Harris, 301 S.W.3d at 150 (Koch, J., concurring in part and concurring in result) (internal citations omitted). Petitioner bears the burden of "fully and particularly set[ting] forth the legal and factual grounds upon which relief is sought." Id.

The State asserts that the DVDs Petitioner refers to may be recordings of phone conversations between Petitioner and the victim that occurred while Petitioner was in jail awaiting trial on the current charges. If that is the case, then Petitioner, as a party to the phone call, would have known of the existence of this evidence prior to the expiration of the statute of limitations period. Additionally, reference is made to "four DVD interviews" in Petitioner's appellate brief from his earlier post-conviction proceedings, submitted in June 2008.[2] Thus, regardless of the nature of the evidence in question, Petitioner was aware of the existence of this evidence long before he filed his petition for coram nobis relief, and no valid reason has been given for the delay in filing.[3] See Harris, 301 S.W.3d at 146-47 (finding that a six-year delay after learning of new evidence did not require tolling of the statute of limitations on due process grounds). Therefore, we find that Petitioner's claims are time-barred and that due process does not require tolling the statute of limitations.

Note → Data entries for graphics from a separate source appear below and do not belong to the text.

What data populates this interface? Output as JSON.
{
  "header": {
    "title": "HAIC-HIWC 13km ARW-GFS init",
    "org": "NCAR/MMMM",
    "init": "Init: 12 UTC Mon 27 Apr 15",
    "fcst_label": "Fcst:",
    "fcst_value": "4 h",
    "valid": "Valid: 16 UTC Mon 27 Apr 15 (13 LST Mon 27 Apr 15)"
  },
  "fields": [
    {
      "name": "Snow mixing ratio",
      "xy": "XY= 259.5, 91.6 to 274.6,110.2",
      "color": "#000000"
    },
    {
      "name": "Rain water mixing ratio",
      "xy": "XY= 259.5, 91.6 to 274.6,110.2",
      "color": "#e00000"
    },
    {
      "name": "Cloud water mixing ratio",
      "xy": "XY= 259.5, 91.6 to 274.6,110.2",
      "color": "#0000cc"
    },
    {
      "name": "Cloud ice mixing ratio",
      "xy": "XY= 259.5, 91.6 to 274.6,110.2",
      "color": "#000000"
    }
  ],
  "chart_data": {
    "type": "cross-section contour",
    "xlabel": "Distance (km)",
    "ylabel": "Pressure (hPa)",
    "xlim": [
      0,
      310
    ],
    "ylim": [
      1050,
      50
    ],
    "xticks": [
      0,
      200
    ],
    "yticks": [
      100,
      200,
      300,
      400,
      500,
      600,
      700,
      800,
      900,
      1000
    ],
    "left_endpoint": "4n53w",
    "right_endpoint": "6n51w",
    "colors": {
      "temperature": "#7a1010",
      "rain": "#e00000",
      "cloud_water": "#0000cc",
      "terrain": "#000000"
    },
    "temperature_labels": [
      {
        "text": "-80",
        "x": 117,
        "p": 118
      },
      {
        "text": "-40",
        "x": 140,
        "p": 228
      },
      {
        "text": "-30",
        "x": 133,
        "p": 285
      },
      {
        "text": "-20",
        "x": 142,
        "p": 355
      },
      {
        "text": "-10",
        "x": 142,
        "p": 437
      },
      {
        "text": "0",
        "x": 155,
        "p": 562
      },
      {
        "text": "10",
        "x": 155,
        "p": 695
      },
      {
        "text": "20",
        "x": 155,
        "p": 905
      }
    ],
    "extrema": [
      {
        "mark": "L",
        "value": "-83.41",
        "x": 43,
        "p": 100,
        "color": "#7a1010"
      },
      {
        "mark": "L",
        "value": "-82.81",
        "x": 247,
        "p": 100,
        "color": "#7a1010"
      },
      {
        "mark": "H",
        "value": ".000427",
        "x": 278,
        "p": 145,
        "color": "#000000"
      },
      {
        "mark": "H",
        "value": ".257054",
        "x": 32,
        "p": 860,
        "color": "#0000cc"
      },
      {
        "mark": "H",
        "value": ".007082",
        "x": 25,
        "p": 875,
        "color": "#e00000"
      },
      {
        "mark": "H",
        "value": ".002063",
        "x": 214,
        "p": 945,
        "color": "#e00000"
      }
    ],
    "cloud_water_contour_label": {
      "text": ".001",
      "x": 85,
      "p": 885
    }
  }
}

In addition to the supposedly newly discovered evidence, Petitioner claims that his sentence is illegal because his sentence for attempted first degree murder should be served at 100%, but the judgment form reflects a release eligibility of 30%. However, this type of sentencing issue does not involve newly discovered evidence and is, therefore, not a cognizable ground for relief under the writ of error coram nobis. See T.C.A. § 40-26-105. Petitioner is not entitled to relief on this ground.

Conclusion

Based upon the foregoing reasons, we affirm the judgment of the coram nobis court.